No processo criativo vale tudo. Os neologismos surgem com a maior desfaçatez. Desfilemos alguns: Marcos Falcão e Temistocles Costa:
No dia ALELUIAL da tua vinda
Quando à sesta estivermos sós, risonhos…
Gumercindo Saraiva:
Que espelendor! A passarada nos seus ninhos
A cantar
Aquela trova de amor
Que nos SENTIMENTAR.
Iraci Santos e Israel Botelho:
Quando de noite, a lua lentamente
Vai branqueando no INFLECTO manto…
O já citado Lelis de Aragão:
Suspirar soluçar com TRISTOR e amor.
Como eu disse no início, este artigo tem apenas o objetivo de distrair.
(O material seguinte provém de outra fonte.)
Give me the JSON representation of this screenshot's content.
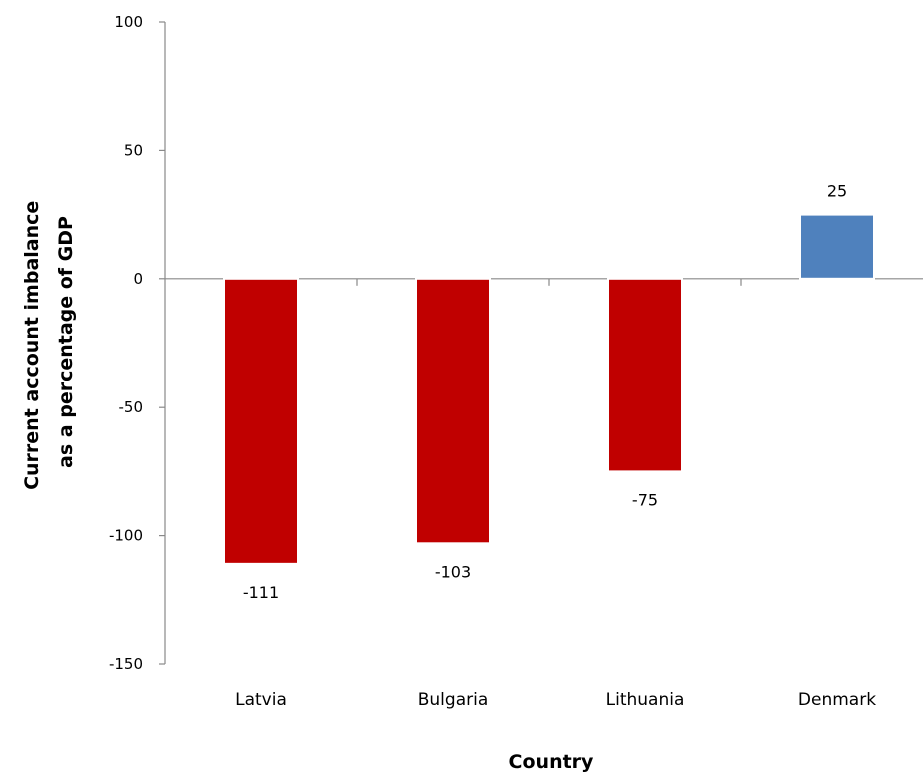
{
  "chart_data": {
    "type": "bar",
    "title": "",
    "xlabel": "Country",
    "ylabel_lines": [
      "Current account imbalance",
      "as a percentage of GDP"
    ],
    "categories": [
      "Latvia",
      "Bulgaria",
      "Lithuania",
      "Denmark"
    ],
    "values": [
      -111,
      -103,
      -75,
      25
    ],
    "data_labels": [
      "-111",
      "-103",
      "-75",
      "25"
    ],
    "bar_colors": [
      "#c00000",
      "#c00000",
      "#c00000",
      "#4f81bd"
    ],
    "ylim": [
      -150,
      100
    ],
    "yticks": [
      100,
      50,
      0,
      -50,
      -100,
      -150
    ],
    "grid": false,
    "legend": "none"
  }
}
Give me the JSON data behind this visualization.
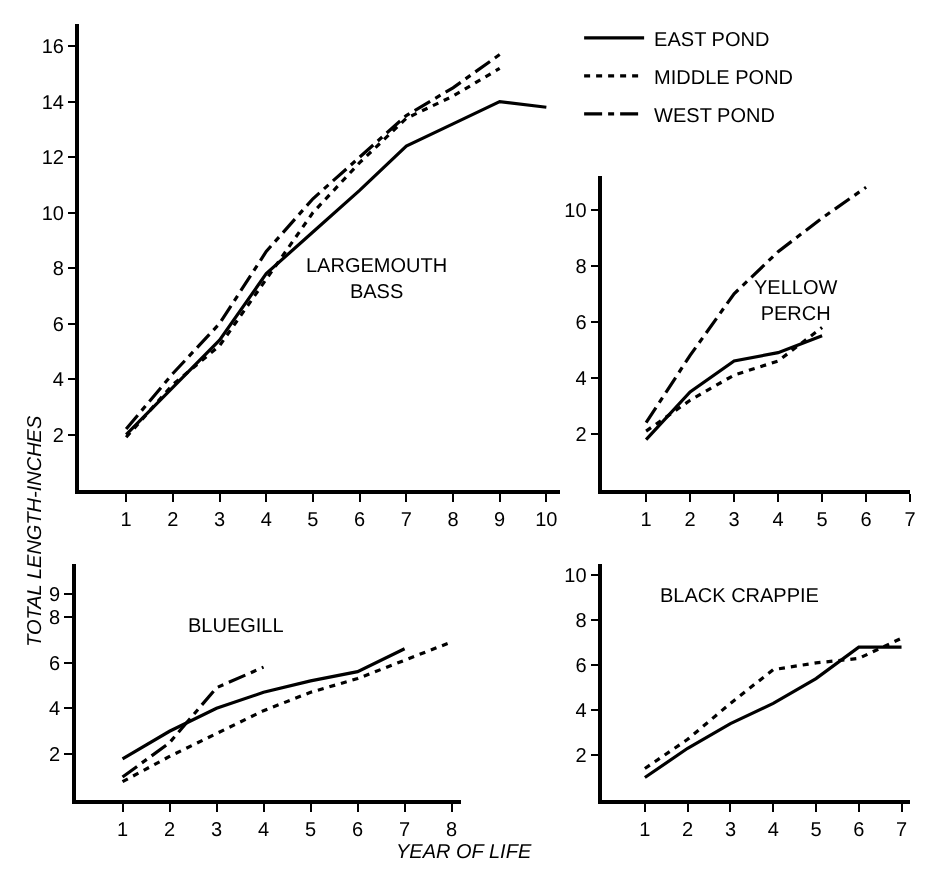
{
  "chart_data": [
    {
      "type": "line",
      "title": "LARGEMOUTH\nBASS",
      "xlim": [
        0,
        10.3
      ],
      "ylim": [
        0,
        16.8
      ],
      "xticks": [
        1,
        2,
        3,
        4,
        5,
        6,
        7,
        8,
        9,
        10
      ],
      "yticks": [
        2,
        4,
        6,
        8,
        10,
        12,
        14,
        16
      ],
      "legend": "top right",
      "grid": false,
      "marker": "none",
      "series": [
        {
          "name": "EAST POND",
          "color": "#000000",
          "line_style": "solid",
          "x": [
            1,
            2,
            3,
            4,
            5,
            6,
            7,
            8,
            9,
            10
          ],
          "values": [
            2.0,
            3.7,
            5.4,
            7.8,
            9.3,
            10.8,
            12.4,
            13.2,
            14.0,
            13.8
          ]
        },
        {
          "name": "MIDDLE POND",
          "color": "#000000",
          "line_style": "dotted",
          "x": [
            1,
            2,
            3,
            4,
            5,
            6,
            7,
            8,
            9
          ],
          "values": [
            1.9,
            3.8,
            5.2,
            7.6,
            10.0,
            11.8,
            13.4,
            14.2,
            15.2
          ]
        },
        {
          "name": "WEST POND",
          "color": "#000000",
          "line_style": "dashdot",
          "x": [
            1,
            2,
            3,
            4,
            5,
            6,
            7,
            8,
            9
          ],
          "values": [
            2.2,
            4.2,
            6.0,
            8.6,
            10.5,
            12.0,
            13.5,
            14.5,
            15.7
          ]
        }
      ]
    },
    {
      "type": "line",
      "title": "YELLOW\nPERCH",
      "xlim": [
        0,
        7
      ],
      "ylim": [
        0,
        11.2
      ],
      "xticks": [
        1,
        2,
        3,
        4,
        5,
        6,
        7
      ],
      "yticks": [
        2,
        4,
        6,
        8,
        10
      ],
      "grid": false,
      "marker": "none",
      "series": [
        {
          "color": "#000000",
          "line_style": "solid",
          "x": [
            1,
            2,
            3,
            4,
            5
          ],
          "values": [
            1.8,
            3.5,
            4.6,
            4.9,
            5.5
          ]
        },
        {
          "color": "#000000",
          "line_style": "dotted",
          "x": [
            1,
            2,
            3,
            4,
            5
          ],
          "values": [
            2.1,
            3.2,
            4.1,
            4.6,
            5.8
          ]
        },
        {
          "color": "#000000",
          "line_style": "dashdot",
          "x": [
            1,
            2,
            3,
            4,
            5,
            6
          ],
          "values": [
            2.4,
            4.8,
            7.0,
            8.5,
            9.7,
            10.8
          ]
        }
      ]
    },
    {
      "type": "line",
      "title": "BLUEGILL",
      "xlabel": "YEAR OF LIFE",
      "ylabel": "TOTAL LENGTH-INCHES",
      "xlim": [
        0,
        8.2
      ],
      "ylim": [
        0,
        10.3
      ],
      "xticks": [
        1,
        2,
        3,
        4,
        5,
        6,
        7,
        8
      ],
      "yticks": [
        2,
        4,
        6,
        8,
        9
      ],
      "grid": false,
      "marker": "none",
      "series": [
        {
          "color": "#000000",
          "line_style": "solid",
          "x": [
            1,
            2,
            3,
            4,
            5,
            6,
            7
          ],
          "values": [
            1.8,
            3.0,
            4.0,
            4.7,
            5.2,
            5.6,
            6.6
          ]
        },
        {
          "color": "#000000",
          "line_style": "dotted",
          "x": [
            1,
            2,
            3,
            4,
            5,
            6,
            7,
            8
          ],
          "values": [
            0.8,
            1.9,
            2.9,
            3.9,
            4.7,
            5.3,
            6.1,
            6.9
          ]
        },
        {
          "color": "#000000",
          "line_style": "dashdot",
          "x": [
            1,
            2,
            3,
            4
          ],
          "values": [
            1.0,
            2.5,
            4.9,
            5.8
          ]
        }
      ]
    },
    {
      "type": "line",
      "title": "BLACK CRAPPIE",
      "xlim": [
        0,
        7.2
      ],
      "ylim": [
        0,
        10.5
      ],
      "xticks": [
        1,
        2,
        3,
        4,
        5,
        6,
        7
      ],
      "yticks": [
        2,
        4,
        6,
        8,
        10
      ],
      "grid": false,
      "marker": "none",
      "series": [
        {
          "color": "#000000",
          "line_style": "solid",
          "x": [
            1,
            2,
            3,
            4,
            5,
            6,
            7
          ],
          "values": [
            1.0,
            2.3,
            3.4,
            4.3,
            5.4,
            6.8,
            6.8
          ]
        },
        {
          "color": "#000000",
          "line_style": "dotted",
          "x": [
            1,
            2,
            3,
            4,
            5,
            6,
            7
          ],
          "values": [
            1.4,
            2.7,
            4.3,
            5.8,
            6.1,
            6.3,
            7.2
          ]
        }
      ]
    }
  ]
}
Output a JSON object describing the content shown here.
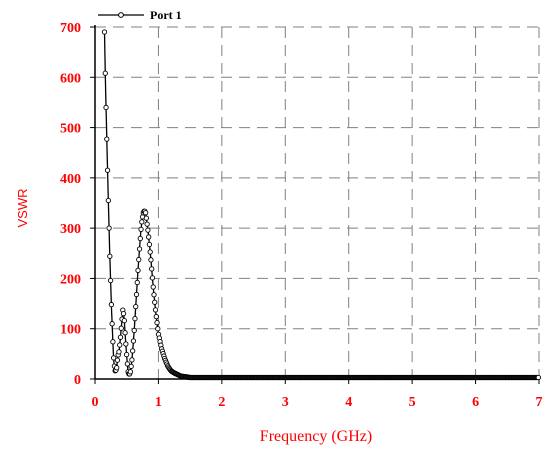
{
  "chart_data": {
    "type": "line",
    "title": "",
    "xlabel": "Frequency (GHz)",
    "ylabel": "VSWR",
    "xlim": [
      0,
      7
    ],
    "ylim": [
      0,
      700
    ],
    "xticks": [
      0,
      1,
      2,
      3,
      4,
      5,
      6,
      7
    ],
    "yticks": [
      0,
      100,
      200,
      300,
      400,
      500,
      600,
      700
    ],
    "grid": true,
    "legend_position": "top-left",
    "colors": {
      "axis_text": "#ff0000",
      "line": "#000000",
      "grid": "#808080"
    },
    "series": [
      {
        "name": "Port 1",
        "marker": "circle",
        "x": [
          0.15,
          0.16,
          0.17,
          0.18,
          0.19,
          0.2,
          0.21,
          0.22,
          0.23,
          0.24,
          0.25,
          0.26,
          0.27,
          0.28,
          0.29,
          0.3,
          0.32,
          0.34,
          0.36,
          0.38,
          0.4,
          0.42,
          0.44,
          0.46,
          0.48,
          0.5,
          0.52,
          0.54,
          0.56,
          0.58,
          0.6,
          0.62,
          0.64,
          0.66,
          0.68,
          0.7,
          0.72,
          0.74,
          0.76,
          0.78,
          0.8,
          0.82,
          0.84,
          0.86,
          0.88,
          0.9,
          0.92,
          0.94,
          0.96,
          0.98,
          1.0,
          1.05,
          1.1,
          1.15,
          1.2,
          1.25,
          1.3,
          1.35,
          1.4,
          1.45,
          1.5,
          1.6,
          1.7,
          1.8,
          2.0,
          2.5,
          3.0,
          3.5,
          4.0,
          4.5,
          5.0,
          5.5,
          6.0,
          6.5,
          7.0
        ],
        "y": [
          690,
          620,
          560,
          510,
          455,
          405,
          355,
          310,
          260,
          220,
          180,
          140,
          110,
          80,
          50,
          30,
          15,
          20,
          45,
          55,
          80,
          110,
          140,
          120,
          80,
          45,
          15,
          8,
          15,
          35,
          65,
          100,
          140,
          180,
          220,
          255,
          290,
          315,
          330,
          335,
          330,
          310,
          290,
          265,
          240,
          210,
          180,
          155,
          130,
          110,
          90,
          60,
          40,
          25,
          16,
          12,
          9,
          6,
          5,
          4,
          3,
          3,
          3,
          3,
          3,
          3,
          3,
          3,
          3,
          3,
          3,
          3,
          3,
          3,
          3
        ]
      }
    ]
  }
}
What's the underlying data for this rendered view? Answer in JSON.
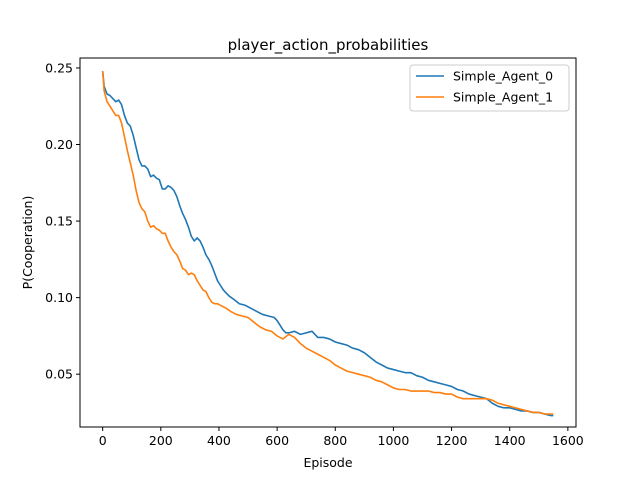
{
  "chart_data": {
    "type": "line",
    "title": "player_action_probabilities",
    "xlabel": "Episode",
    "ylabel": "P(Cooperation)",
    "xlim": [
      -78,
      1628
    ],
    "ylim": [
      0.0155,
      0.2565
    ],
    "xticks": [
      0,
      200,
      400,
      600,
      800,
      1000,
      1200,
      1400,
      1600
    ],
    "yticks": [
      0.05,
      0.1,
      0.15,
      0.2,
      0.25
    ],
    "xtick_labels": [
      "0",
      "200",
      "400",
      "600",
      "800",
      "1000",
      "1200",
      "1400",
      "1600"
    ],
    "ytick_labels": [
      "0.05",
      "0.10",
      "0.15",
      "0.20",
      "0.25"
    ],
    "grid": false,
    "legend_position": "top-right",
    "series": [
      {
        "name": "Simple_Agent_0",
        "color": "#1f77b4",
        "x": [
          0,
          5,
          15,
          25,
          35,
          45,
          55,
          65,
          75,
          85,
          95,
          105,
          115,
          125,
          135,
          145,
          155,
          165,
          175,
          185,
          195,
          205,
          215,
          225,
          235,
          245,
          255,
          265,
          275,
          285,
          295,
          305,
          315,
          325,
          335,
          345,
          355,
          365,
          375,
          385,
          395,
          405,
          415,
          425,
          435,
          450,
          470,
          490,
          510,
          530,
          550,
          570,
          590,
          600,
          610,
          620,
          630,
          640,
          660,
          680,
          700,
          720,
          740,
          760,
          780,
          800,
          820,
          840,
          860,
          880,
          900,
          920,
          940,
          960,
          980,
          1000,
          1020,
          1040,
          1060,
          1080,
          1100,
          1120,
          1140,
          1160,
          1180,
          1200,
          1220,
          1240,
          1260,
          1280,
          1300,
          1320,
          1340,
          1360,
          1380,
          1400,
          1420,
          1440,
          1460,
          1480,
          1500,
          1520,
          1540,
          1550
        ],
        "values": [
          0.248,
          0.238,
          0.233,
          0.232,
          0.23,
          0.228,
          0.229,
          0.226,
          0.219,
          0.214,
          0.212,
          0.206,
          0.198,
          0.19,
          0.186,
          0.186,
          0.184,
          0.179,
          0.18,
          0.178,
          0.177,
          0.171,
          0.171,
          0.173,
          0.172,
          0.17,
          0.166,
          0.16,
          0.155,
          0.151,
          0.146,
          0.14,
          0.137,
          0.139,
          0.137,
          0.133,
          0.128,
          0.125,
          0.121,
          0.116,
          0.111,
          0.108,
          0.105,
          0.103,
          0.101,
          0.099,
          0.096,
          0.095,
          0.093,
          0.091,
          0.089,
          0.088,
          0.087,
          0.085,
          0.082,
          0.079,
          0.077,
          0.077,
          0.078,
          0.076,
          0.077,
          0.078,
          0.074,
          0.074,
          0.073,
          0.071,
          0.07,
          0.069,
          0.067,
          0.066,
          0.064,
          0.061,
          0.058,
          0.056,
          0.054,
          0.053,
          0.052,
          0.051,
          0.051,
          0.049,
          0.048,
          0.046,
          0.045,
          0.044,
          0.043,
          0.042,
          0.04,
          0.039,
          0.037,
          0.036,
          0.035,
          0.034,
          0.031,
          0.029,
          0.028,
          0.028,
          0.027,
          0.026,
          0.026,
          0.025,
          0.025,
          0.024,
          0.023,
          0.023
        ]
      },
      {
        "name": "Simple_Agent_1",
        "color": "#ff7f0e",
        "x": [
          0,
          5,
          15,
          25,
          35,
          45,
          55,
          65,
          75,
          85,
          95,
          105,
          115,
          125,
          135,
          145,
          155,
          165,
          175,
          185,
          195,
          205,
          215,
          225,
          235,
          245,
          255,
          265,
          275,
          285,
          295,
          305,
          315,
          325,
          335,
          345,
          355,
          365,
          375,
          385,
          395,
          405,
          415,
          425,
          440,
          460,
          480,
          500,
          520,
          540,
          560,
          580,
          600,
          620,
          640,
          660,
          680,
          700,
          720,
          740,
          760,
          780,
          800,
          820,
          840,
          860,
          880,
          900,
          920,
          940,
          960,
          980,
          1000,
          1020,
          1040,
          1060,
          1080,
          1100,
          1120,
          1140,
          1160,
          1180,
          1200,
          1220,
          1240,
          1260,
          1280,
          1300,
          1320,
          1340,
          1360,
          1380,
          1400,
          1420,
          1440,
          1460,
          1480,
          1500,
          1520,
          1540,
          1550
        ],
        "values": [
          0.248,
          0.235,
          0.228,
          0.225,
          0.222,
          0.219,
          0.219,
          0.214,
          0.205,
          0.196,
          0.188,
          0.18,
          0.17,
          0.162,
          0.158,
          0.156,
          0.15,
          0.146,
          0.147,
          0.145,
          0.144,
          0.142,
          0.142,
          0.137,
          0.133,
          0.13,
          0.128,
          0.124,
          0.119,
          0.118,
          0.115,
          0.116,
          0.115,
          0.111,
          0.108,
          0.105,
          0.104,
          0.1,
          0.097,
          0.096,
          0.096,
          0.095,
          0.094,
          0.093,
          0.091,
          0.089,
          0.088,
          0.087,
          0.084,
          0.081,
          0.079,
          0.078,
          0.075,
          0.073,
          0.076,
          0.074,
          0.07,
          0.067,
          0.065,
          0.063,
          0.061,
          0.059,
          0.056,
          0.054,
          0.052,
          0.051,
          0.05,
          0.049,
          0.048,
          0.046,
          0.045,
          0.043,
          0.041,
          0.04,
          0.04,
          0.039,
          0.039,
          0.039,
          0.039,
          0.038,
          0.038,
          0.037,
          0.037,
          0.035,
          0.034,
          0.034,
          0.034,
          0.034,
          0.034,
          0.033,
          0.031,
          0.03,
          0.029,
          0.028,
          0.027,
          0.026,
          0.025,
          0.025,
          0.024,
          0.024,
          0.024
        ]
      }
    ]
  }
}
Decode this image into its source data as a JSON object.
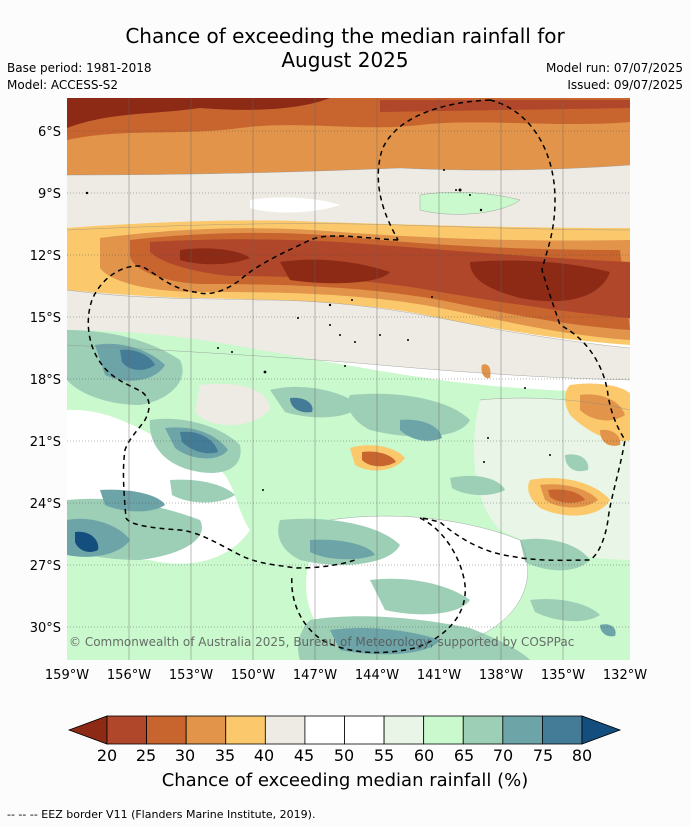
{
  "header": {
    "title_line1": "Chance of exceeding the median rainfall for",
    "title_line2": "August 2025",
    "base_period": "Base period: 1981-2018",
    "model": "Model: ACCESS-S2",
    "model_run": "Model run: 07/07/2025",
    "issued": "Issued: 09/07/2025"
  },
  "map": {
    "lat_labels": [
      "6°S",
      "9°S",
      "12°S",
      "15°S",
      "18°S",
      "21°S",
      "24°S",
      "27°S",
      "30°S"
    ],
    "lon_labels": [
      "159°W",
      "156°W",
      "153°W",
      "150°W",
      "147°W",
      "144°W",
      "141°W",
      "138°W",
      "135°W",
      "132°W"
    ],
    "copyright": "© Commonwealth of Australia 2025, Bureau of Meteorology, supported by COSPPac"
  },
  "colorbar": {
    "ticks": [
      "20",
      "25",
      "30",
      "35",
      "40",
      "45",
      "50",
      "55",
      "60",
      "65",
      "70",
      "75",
      "80"
    ],
    "colors": [
      "#8c2a16",
      "#b0472a",
      "#c8652f",
      "#e1944a",
      "#fbc96c",
      "#eeebe4",
      "#ffffff",
      "#ffffff",
      "#e9f5e7",
      "#c9f9cd",
      "#9dcfb6",
      "#6da4a8",
      "#447c98",
      "#134e7f"
    ],
    "label": "Chance of exceeding median rainfall (%)"
  },
  "footer": {
    "legend_line": "--  --  -- EEZ border V11 (Flanders Marine Institute, 2019)."
  }
}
Os despropósitos que cataloguei devem ser vistos com condescendência, sem ranço de perfeccionismo, para que não corramos o risco de nos transformarmos em patrulheiros puristas, todos uns tremendos chatos. Roberto Carlos, quando surgiu, só faltou ser imolado devido à incompatibilidade que tinha com o pronome LHE. Realmente não havia o que fizesse com que ele acertasse sua colocação. Foi ridicularizado e hoje está aí rindo dos críticos, sucesso e dinheiro apesar dos lhes da vida. O primeiro verso do belo e tecnicamente perfeito Ponteio de Edu Lobo e Capinam, Era um, ERA dois, ERA cem fez surgir alguns narizes torcidos, mas a turma da pichação caiu em si antes de cair no ridículo e resolveu não implicar.
Zé da Zilda quando compôs Saca-Rolha, grande êxito no Carnaval de 1954, quase foi crucificado por um irrelevante descuido de concordância:
As águas vão rolar
Garrafa cheia eu não quero ver sobrar
Eu passo a mão na saca, saca, saca-rolha
E bebo até me afogar
Deixa as águas ROLAR…
Os catadores de migalhas gramaticais gastaram laudas explicando que o certo seria deixa as águas ROLAREM. O mesmo já havia acontecido antes com Aurora de Mário Lago e Roberto Roberti no trecho que dizia:
Se você fosse sincera, ôôô Aurora
Veja só que bom que ERA, etc.
Os pedantes estrilaram querendo impor a forma correta que bom SERIA mas os autores se lixaram. Eu estou com Orestes Barbosa quando diz: língua é convenção. O que o povo aceita é que é certo.